狩集家の遺産相続はかなり変わったもので、遺言には4人の候補者の中から1人に全ての遺産を相続させると書かれており、その相続人はとある謎が出されます。『それぞれの蔵においてあるべきものをあるべき所へ過不足なくせよ』というお題を出された候補者たちはそれぞれ一つずつ蔵の鍵を受けとり、遺産相続のための謎解きをすることになりますが、その中で候補者たちは植木鉢を高所から落とされたり、蔵の中に閉じ込められたりと不穏な出来事が起こり始めます。
事件その⑤ 『通りすがりの爆弾魔?』
ある日、整が雨の中外出していると、傘も差さずにずぶ濡れになっている男を見かけます。男は『山賊の歌』を歌いながら整に話しかけてきますが、なんと男は自分が何者かが分かっていませんでした。しかし、警察へ行くのも救急車を呼ぶのもダメだと言う何とも奇妙な男でした。整との会話を進めるうちに、男は徐々に様々な事を思い出していくのですが…。
どこかに爆弾を…
なんと、男はどこかに爆弾を仕掛けたと言い出します。整は何故爆弾を仕掛けたのかを聞きます。

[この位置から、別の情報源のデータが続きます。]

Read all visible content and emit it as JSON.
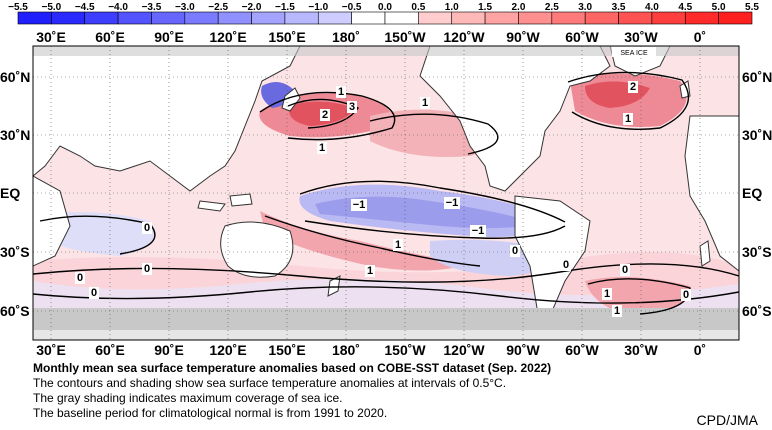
{
  "colorbar": {
    "ticks": [
      "−5.5",
      "−5.0",
      "−4.5",
      "−4.0",
      "−3.5",
      "−3.0",
      "−2.5",
      "−2.0",
      "−1.5",
      "−1.0",
      "−0.5",
      "0.0",
      "0.5",
      "1.0",
      "1.5",
      "2.0",
      "2.5",
      "3.0",
      "3.5",
      "4.0",
      "4.5",
      "5.0",
      "5.5"
    ],
    "negative_color": "#2020ff",
    "positive_color": "#ff2020",
    "neutral_color": "#ffffff"
  },
  "map": {
    "lon_labels_top": [
      "30˚E",
      "60˚E",
      "90˚E",
      "120˚E",
      "150˚E",
      "180˚",
      "150˚W",
      "120˚W",
      "90˚W",
      "60˚W",
      "30˚W",
      "0˚"
    ],
    "lon_labels_bottom": [
      "30˚E",
      "60˚E",
      "90˚E",
      "120˚E",
      "150˚E",
      "180˚",
      "150˚W",
      "120˚W",
      "90˚W",
      "60˚W",
      "30˚W",
      "0˚"
    ],
    "lat_labels_left": [
      "60˚N",
      "30˚N",
      "EQ",
      "30˚S",
      "60˚S"
    ],
    "lat_labels_right": [
      "60˚N",
      "30˚N",
      "EQ",
      "30˚S",
      "60˚S"
    ],
    "sea_ice_label": "SEA ICE",
    "contour_labels": [
      "1",
      "3",
      "2",
      "1",
      "1",
      "2",
      "1",
      "−1",
      "−1",
      "−1",
      "1",
      "0",
      "1",
      "0",
      "0",
      "0",
      "1",
      "0",
      "0",
      "1",
      "0",
      "0"
    ],
    "sea_ice_color": "#c8c8c8",
    "land_color": "#ffffff"
  },
  "caption": {
    "title": "Monthly mean sea surface temperature anomalies based on COBE-SST dataset (Sep. 2022)",
    "line1": "The contours and shading show sea surface temperature anomalies at intervals of 0.5°C.",
    "line2": "The gray shading indicates maximum coverage of sea ice.",
    "line3": "The baseline period for climatological normal is from 1991 to 2020."
  },
  "credit": "CPD/JMA"
}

すると、男は全てを思い出します。整は急いで知り合いの警察官の池本に電話で連絡します。池本は爆弾が仕掛けられた件でてんてこまいでした。整は男の会話の中から得られたヒントでどこに爆弾が仕掛けられているのかを推測します。
事件その⑥ 『となりの入院患者』
爆弾魔の事件の後、事件と全く関係ないところで転んで土手に堕ちてしまった整は念のため救急車で運ばれ検査入院することになってしまいます。整はデリケートなやつで周囲に人がいると眠れないので気が気でありません。同じ部屋には一人入院患者がいて、その患者は牛田 悟朗という老人でした。
元刑事のお話
牛田は定年退職した刑事で、若い刑事と一緒にいた整に興味を持ちある事件について話します。一つは4人も殺された殺人事件、容疑者はAという人物で4つ目の事件だけ証拠が出た。その事件の真相は全く別の人物がAと因縁のある3人を殺し、最後に殺したかった人物を殺して罪を擦り付けた事件で、2つ目は殺人事件があったけど証拠が見つからない、同時期に近所でこすい空き巣事件があった。証拠は空き巣に入ったときに、無関係の家に隠してきたという事件でした。そして、3つ目の事件は、元相棒が警察を辞めることになったとある未解決の事件でした。
【ミステリと言う勿れ】作中で起きた事件まとめ
ミステリと言う勿れで起きた事件、中には事件ですらない案件もありましたがまとめてみました。問題提起と結論だけを見れば、これはミステリかもしれません。しかし、『ミステリと言う勿れ』という題名の通り、その過程はミステリとはちょっと違います。言うなればプロファイリングやカウンセリング、そんな机上の空論じみた会話で人の内面を探り、そこから得られた情報で事件を解決します。トリックも証拠もあまり重要じゃない、事件が解決できたのは、まぁおまけみたいなもの。そんな奇妙な作品です。面白いのでアニメ化あるかもですけど、ドラマの方が向いているのでそっちのが早いかもですね。